Purpose: Archetypal analysis, a form of unsupervised machine learning, identifies archetypal patterns within a visual field (VF) dataset such that any VF is described as a weighted sum of its archetypes (ATs) and has been used to quantify VF defects in glaucoma. We applied archetypal analysis to VFs affected by nonglaucomatous optic neuropathy caused by idiopathic intracranial hypertension (IIH).
Methods: We created an AT model from 2862 VFs prospectively collected from 330 eyes in the IIH Treatment Trial (IIHTT). We compared baseline IIH AT patterns with their descriptive VF classifications from the IIHTT.

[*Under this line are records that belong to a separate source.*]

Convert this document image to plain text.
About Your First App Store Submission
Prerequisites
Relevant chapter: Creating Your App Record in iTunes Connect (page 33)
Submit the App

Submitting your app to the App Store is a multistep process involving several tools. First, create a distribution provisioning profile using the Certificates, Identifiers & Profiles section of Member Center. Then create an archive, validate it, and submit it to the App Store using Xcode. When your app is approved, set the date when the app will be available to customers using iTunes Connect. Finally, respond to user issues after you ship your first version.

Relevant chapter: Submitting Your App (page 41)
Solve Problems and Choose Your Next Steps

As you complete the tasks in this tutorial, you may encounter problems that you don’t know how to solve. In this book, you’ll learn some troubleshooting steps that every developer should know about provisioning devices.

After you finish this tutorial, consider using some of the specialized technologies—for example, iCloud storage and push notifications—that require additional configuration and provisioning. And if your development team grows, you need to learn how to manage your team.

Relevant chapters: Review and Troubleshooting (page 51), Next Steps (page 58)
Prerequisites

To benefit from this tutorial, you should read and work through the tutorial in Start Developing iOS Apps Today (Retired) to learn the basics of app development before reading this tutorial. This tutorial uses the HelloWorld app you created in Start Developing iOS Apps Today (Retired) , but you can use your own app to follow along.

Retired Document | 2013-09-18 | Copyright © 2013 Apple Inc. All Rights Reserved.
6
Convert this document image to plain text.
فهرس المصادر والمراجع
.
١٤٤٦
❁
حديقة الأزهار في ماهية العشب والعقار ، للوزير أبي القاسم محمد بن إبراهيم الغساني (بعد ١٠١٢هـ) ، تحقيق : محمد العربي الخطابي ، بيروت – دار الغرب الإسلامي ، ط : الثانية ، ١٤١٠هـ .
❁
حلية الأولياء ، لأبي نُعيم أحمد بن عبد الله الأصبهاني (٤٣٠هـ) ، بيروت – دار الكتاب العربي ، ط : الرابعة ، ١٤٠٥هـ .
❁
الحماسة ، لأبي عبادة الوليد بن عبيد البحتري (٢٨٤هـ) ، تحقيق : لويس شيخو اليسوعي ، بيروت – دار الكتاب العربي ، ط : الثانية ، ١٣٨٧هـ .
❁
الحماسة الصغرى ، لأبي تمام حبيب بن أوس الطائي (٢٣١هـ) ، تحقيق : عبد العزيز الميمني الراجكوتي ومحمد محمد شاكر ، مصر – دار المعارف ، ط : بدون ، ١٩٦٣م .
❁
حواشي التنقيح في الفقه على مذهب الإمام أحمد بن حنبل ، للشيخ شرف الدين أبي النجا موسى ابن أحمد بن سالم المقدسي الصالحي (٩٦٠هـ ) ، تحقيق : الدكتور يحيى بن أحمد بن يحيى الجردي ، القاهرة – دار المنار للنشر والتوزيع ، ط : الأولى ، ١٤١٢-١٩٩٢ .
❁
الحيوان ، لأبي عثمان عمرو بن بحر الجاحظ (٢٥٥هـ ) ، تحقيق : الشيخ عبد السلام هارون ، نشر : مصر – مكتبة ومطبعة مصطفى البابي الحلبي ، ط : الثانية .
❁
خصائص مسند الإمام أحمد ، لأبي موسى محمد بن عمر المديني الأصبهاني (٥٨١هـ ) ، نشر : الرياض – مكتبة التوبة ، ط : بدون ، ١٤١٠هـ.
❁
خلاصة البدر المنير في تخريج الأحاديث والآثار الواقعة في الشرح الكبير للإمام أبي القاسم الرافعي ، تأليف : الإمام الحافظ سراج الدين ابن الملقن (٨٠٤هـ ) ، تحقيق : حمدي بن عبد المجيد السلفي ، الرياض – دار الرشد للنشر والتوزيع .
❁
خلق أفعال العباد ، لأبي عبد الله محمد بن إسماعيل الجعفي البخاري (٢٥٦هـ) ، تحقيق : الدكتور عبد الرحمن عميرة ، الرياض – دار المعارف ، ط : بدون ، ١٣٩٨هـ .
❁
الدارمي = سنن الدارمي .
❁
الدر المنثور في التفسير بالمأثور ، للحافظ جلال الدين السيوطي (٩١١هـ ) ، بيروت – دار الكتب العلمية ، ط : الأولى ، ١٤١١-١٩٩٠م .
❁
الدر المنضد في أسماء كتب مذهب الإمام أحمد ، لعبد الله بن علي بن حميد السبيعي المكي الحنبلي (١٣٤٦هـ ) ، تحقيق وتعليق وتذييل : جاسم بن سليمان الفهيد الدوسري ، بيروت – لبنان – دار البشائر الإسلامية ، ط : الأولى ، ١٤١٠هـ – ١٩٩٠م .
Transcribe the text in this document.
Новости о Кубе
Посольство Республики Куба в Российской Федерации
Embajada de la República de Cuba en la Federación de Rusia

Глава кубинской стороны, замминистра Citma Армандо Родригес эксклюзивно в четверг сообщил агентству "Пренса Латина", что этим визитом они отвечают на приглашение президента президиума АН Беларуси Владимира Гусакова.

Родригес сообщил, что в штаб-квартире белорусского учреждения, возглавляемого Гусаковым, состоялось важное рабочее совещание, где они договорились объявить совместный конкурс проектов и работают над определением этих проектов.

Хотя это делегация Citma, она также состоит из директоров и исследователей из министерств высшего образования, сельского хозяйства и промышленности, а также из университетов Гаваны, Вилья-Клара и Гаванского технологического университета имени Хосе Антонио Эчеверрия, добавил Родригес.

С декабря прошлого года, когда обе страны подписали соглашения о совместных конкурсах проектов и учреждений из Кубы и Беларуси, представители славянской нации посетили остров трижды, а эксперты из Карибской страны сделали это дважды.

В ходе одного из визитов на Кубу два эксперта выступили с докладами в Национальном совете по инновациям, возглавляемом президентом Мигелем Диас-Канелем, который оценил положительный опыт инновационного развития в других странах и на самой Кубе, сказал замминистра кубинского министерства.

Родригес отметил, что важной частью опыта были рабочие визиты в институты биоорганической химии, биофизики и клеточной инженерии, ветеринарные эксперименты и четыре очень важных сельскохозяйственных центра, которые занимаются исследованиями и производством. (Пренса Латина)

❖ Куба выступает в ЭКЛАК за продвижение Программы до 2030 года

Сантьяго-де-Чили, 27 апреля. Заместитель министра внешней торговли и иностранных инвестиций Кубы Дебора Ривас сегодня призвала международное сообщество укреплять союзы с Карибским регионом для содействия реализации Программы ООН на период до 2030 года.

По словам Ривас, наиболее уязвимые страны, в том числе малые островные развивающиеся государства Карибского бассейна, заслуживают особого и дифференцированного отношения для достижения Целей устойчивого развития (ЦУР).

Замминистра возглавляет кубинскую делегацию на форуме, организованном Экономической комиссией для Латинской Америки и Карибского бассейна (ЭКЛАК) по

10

Results: The optimum IIH AT model yielded 14 ATs resembling VF patterns reported in the IIHTT. Baseline VFs contained four or fewer meaningful ATs in 147 (89%) of study eyes. AT2 (mild general VF depression pattern) demonstrated the greatest number of study eyes with meaningful AT weight at baseline (n = 114), followed by AT1 (n = 91). Other ATs captured patterns of blind spot enlargement, hemianopia, arcuate, nasal defects, and more nonspecific patterns of general VF depression. Of all ATs, AT1 (normal pattern) had the strongest correlation with mean deviation (r = 0.69, P < 0.001). For 65 of the 93 VFs with a dominant AT, this AT matched the expert classification.
Conclusions: Archetypal analysis identifies quantifiable, archetypal VF defects that resemble those commonly seen in IIH.
Translational relevance: Archetypal analysis provides a quantitative, objective method of measuring and monitoring disease-specific regional VF defects in IIH.